Despite the strong results showing dental pain relief, there were also some side effects, with the researchers noting that “sedation, diarrhea, and abdominal pain were significantly associated with the CBD groups.”
Chrepa said the study results were “strong enough to make a compelling case for using pure CBD like Epidiolex for dental pain.”
“A larger Phase 3 trial will be the next step in obtaining FDA approval for Epidiolex or other pure CBD solutions for use in dental pain management,” he said. “I’m looking forward to this becoming a regular practice. It will help patients with acute toothache and possibly other acute inflammatory pain tremendously.”
Epidiolex, which is FDA approved for the treatment of certain types of epilepsy, is not currently approved for dentistry. Non-pharmaceutical CBD, however, is a legal derivative of hemp that was legalized nationally through the 2018 federal farm bill.
“There is much more to explore through further research,” Chrepa said in the Rutgers release. “Can CBD be used to manage postoperative pain in patients who have undergone tooth extraction or root canal? Can we get better pain relief by combining it with other medications like Tylenol?”
A separate study last month found that allowing people to buy CBD legally significantly reduced opioid prescription rates, resulting in 6.6 to 8.1 percent fewer opioid prescriptions.
Although hemp-derived cannabinoids, including CBD, typically do not receive the same degree of attention or political scrutiny as high-THC marijuana, the market for the product has grown rapidly in recent years following federal legalization.
Although still largely unregulated, the U.S. hemp industry was larger than all state marijuana markets combined in 2022, according to a new report, and roughly equaled national beer sales. The report found that about $28.4 billion worth of hemp-derived cannabinoid products were sold last year.

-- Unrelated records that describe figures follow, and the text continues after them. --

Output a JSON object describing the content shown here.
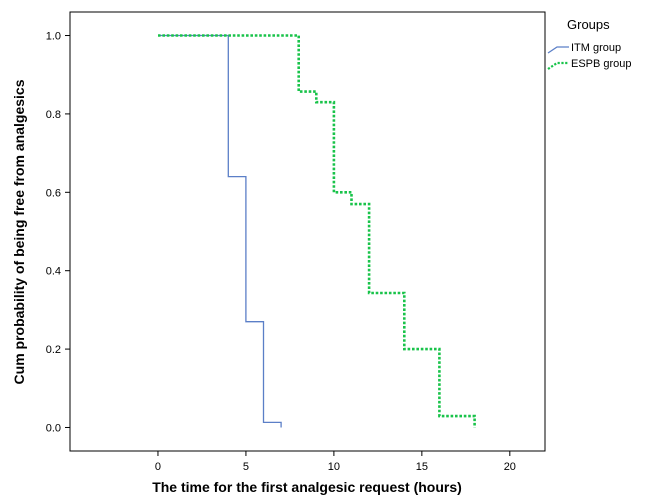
{
  "chart_data": {
    "type": "line",
    "step": true,
    "xlabel": "The time for the first analgesic request (hours)",
    "ylabel": "Cum probability of being free from analgesics",
    "xlim": [
      -5,
      22
    ],
    "ylim": [
      -0.06,
      1.06
    ],
    "xticks": [
      0,
      5,
      10,
      15,
      20
    ],
    "yticks": [
      0.0,
      0.2,
      0.4,
      0.6,
      0.8,
      1.0
    ],
    "ytick_labels": [
      "0.0",
      "0.2",
      "0.4",
      "0.6",
      "0.8",
      "1.0"
    ],
    "grid": false,
    "legend": {
      "title": "Groups",
      "placement": "outside-top-right"
    },
    "series": [
      {
        "name": "ITM group",
        "color": "#5b7fc7",
        "dash": "solid",
        "x": [
          0,
          4,
          4,
          5,
          5,
          6,
          6,
          7,
          7
        ],
        "y": [
          1.0,
          1.0,
          0.64,
          0.64,
          0.27,
          0.27,
          0.013,
          0.013,
          0.0
        ]
      },
      {
        "name": "ESPB group",
        "color": "#19c34a",
        "dash": "dotted",
        "x": [
          0,
          8,
          8,
          9,
          9,
          10,
          10,
          11,
          11,
          12,
          12,
          14,
          14,
          16,
          16,
          18,
          18
        ],
        "y": [
          1.0,
          1.0,
          0.857,
          0.857,
          0.83,
          0.83,
          0.6,
          0.6,
          0.57,
          0.57,
          0.343,
          0.343,
          0.2,
          0.2,
          0.029,
          0.029,
          0.0
        ]
      }
    ]
  }
}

The FDA has said it doesn’t have the authority to regulate hemp-derived cannabinoids on its own, and lawmakers in Congress have proposed new rules in response.
Meanwhile, a pro-business, center-left group of House Democratic lawmakers is trying to use the next Farm Bill to reduce the regulatory burden on hemp growers by creating a distinction between “industrial” hemp, which is grown for fiber, and “cannabis for anyone.” goal,” which would include crops engineered to extract cannabinoids like CBD.
Recent House subcommittee hearings have focused specifically on the lack of FDA rules, and a separate pair of bicameral health committees have sought expert input on the issue as they consider possible legislative fixes.
State marijuana regulators with the Cannabis Regulators Association (CANNRA) also recently sent a letter to the heads of the House Agriculture Committee asking them to use the Farm Bill to adjust the federal definition of the crop and amend the rules on hemp-derived cannabinoids.